Now back to 2015... We have been stranded indoors, due to extreme cold. I literally did not leave the house for four days. Four days! Whilst stuck inside, I didn't just catch up on Netflix and eat cookies. (Although we are dangerously low on Oreos right now.) No, I had to entertain and care for a 16-month old and a 6-week old, both of whom require shall we say, a considerable amount of work.

At one point I actually begged my husband to let me shovel the driveway, in -5 degree temps and insane windchills, just because I was that desperate to get out of the house!

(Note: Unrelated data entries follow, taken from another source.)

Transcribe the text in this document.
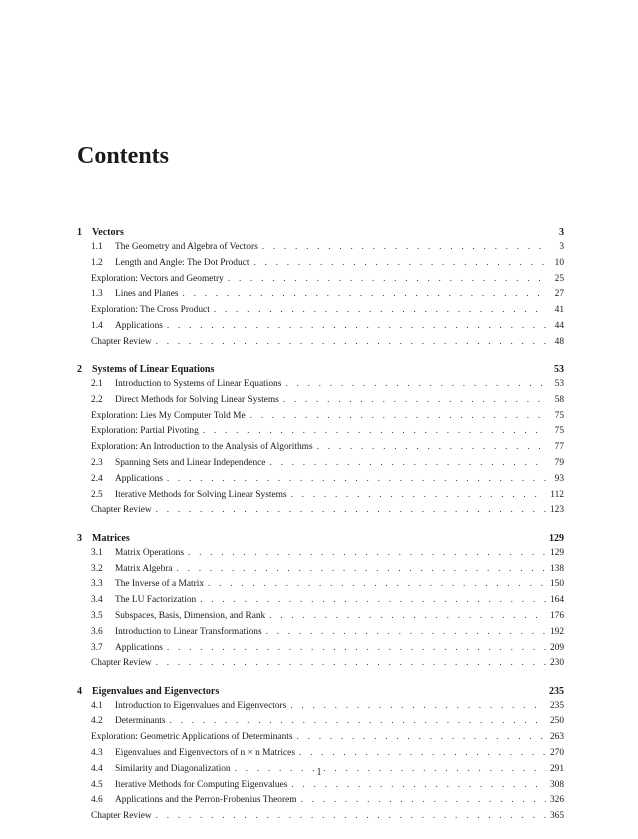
Contents
1	Vectors	3
1.1	The Geometry and Algebra of Vectors . . .	3
1.2	Length and Angle: The Dot Product . . .	10
Exploration: Vectors and Geometry . . .	25
1.3	Lines and Planes . . .	27
Exploration: The Cross Product . . .	41
1.4	Applications . . .	44
Chapter Review . . .	48
2	Systems of Linear Equations	53
2.1	Introduction to Systems of Linear Equations . . .	53
2.2	Direct Methods for Solving Linear Systems . . .	58
Exploration: Lies My Computer Told Me . . .	75
Exploration: Partial Pivoting . . .	75
Exploration: An Introduction to the Analysis of Algorithms . . .	77
2.3	Spanning Sets and Linear Independence . . .	79
2.4	Applications . . .	93
2.5	Iterative Methods for Solving Linear Systems . . .	112
Chapter Review . . .	123
3	Matrices	129
3.1	Matrix Operations . . .	129
3.2	Matrix Algebra . . .	138
3.3	The Inverse of a Matrix . . .	150
3.4	The LU Factorization . . .	164
3.5	Subspaces, Basis, Dimension, and Rank . . .	176
3.6	Introduction to Linear Transformations . . .	192
3.7	Applications . . .	209
Chapter Review . . .	230
4	Eigenvalues and Eigenvectors	235
4.1	Introduction to Eigenvalues and Eigenvectors . . .	235
4.2	Determinants . . .	250
Exploration: Geometric Applications of Determinants . . .	263
4.3	Eigenvalues and Eigenvectors of n × n Matrices . . .	270
4.4	Similarity and Diagonalization . . .	291
4.5	Iterative Methods for Computing Eigenvalues . . .	308
4.6	Applications and the Perron-Frobenius Theorem . . .	326
Chapter Review . . .	365
1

One night I was about to escape for a 15-minute errand of getting gas for the car, only to discover... the battery was dead. Much like my dreams of going anywhere. It was a low, low point. I nearly broke down sobbing, but I was afraid of what would happen to tears at -5 degrees. I imagined something like icicle mascara lines and decided to bottle up my tears until spring. Or at least February.

Today is the last day of ridiculous cold, with a high of 4 degrees. (At this point anything above zero is somehow counted a win. Wait, why do I live in Chicago again?) So the end is in sight. Tomorrow will be back in the standard-miserable winter temps, and I should be able to venture out with the boys in tow, albeit dressed in half a dozen layers. They'll look like little explorers about to climb Mt. Everest. But at least we will be able to get outside these walls and break the cycle of boredom.

So, lesson learned from this week's frigid lock-in? I would be a terrible pioneer woman. Maybe not terrible, but probably another hapless victim of prairie fever.

Unless... I learned to beat it. How does one beat isolation? It's tricky because you're really fighting yourself. And all the dark thoughts that come when you don't have errands and transportation and the outdoors and other people to distract you from the worst parts of yourself. Where do you hide from your own shadow? What can save you from the sanity-slicing effects of extreme isolation?

God, first of all. Prayer (mainly the SOS variety) saw me through the worst parts of this week. Also, projects. It matters less what you do than that you just do something. Creativity is second to productivity. Think of people who are shipwrecked or in prison. The goal is not so much to make time pass as to make the passing feel deliberate. To create a sense (even an illusion) of purposeful forward movement. As opposed to that sickening sensation of being stuck in one place, which all too easily breeds a twilight-zone sense of claustrophobia... and desperation.

Keep busy, keep sane. Inertia is your friend.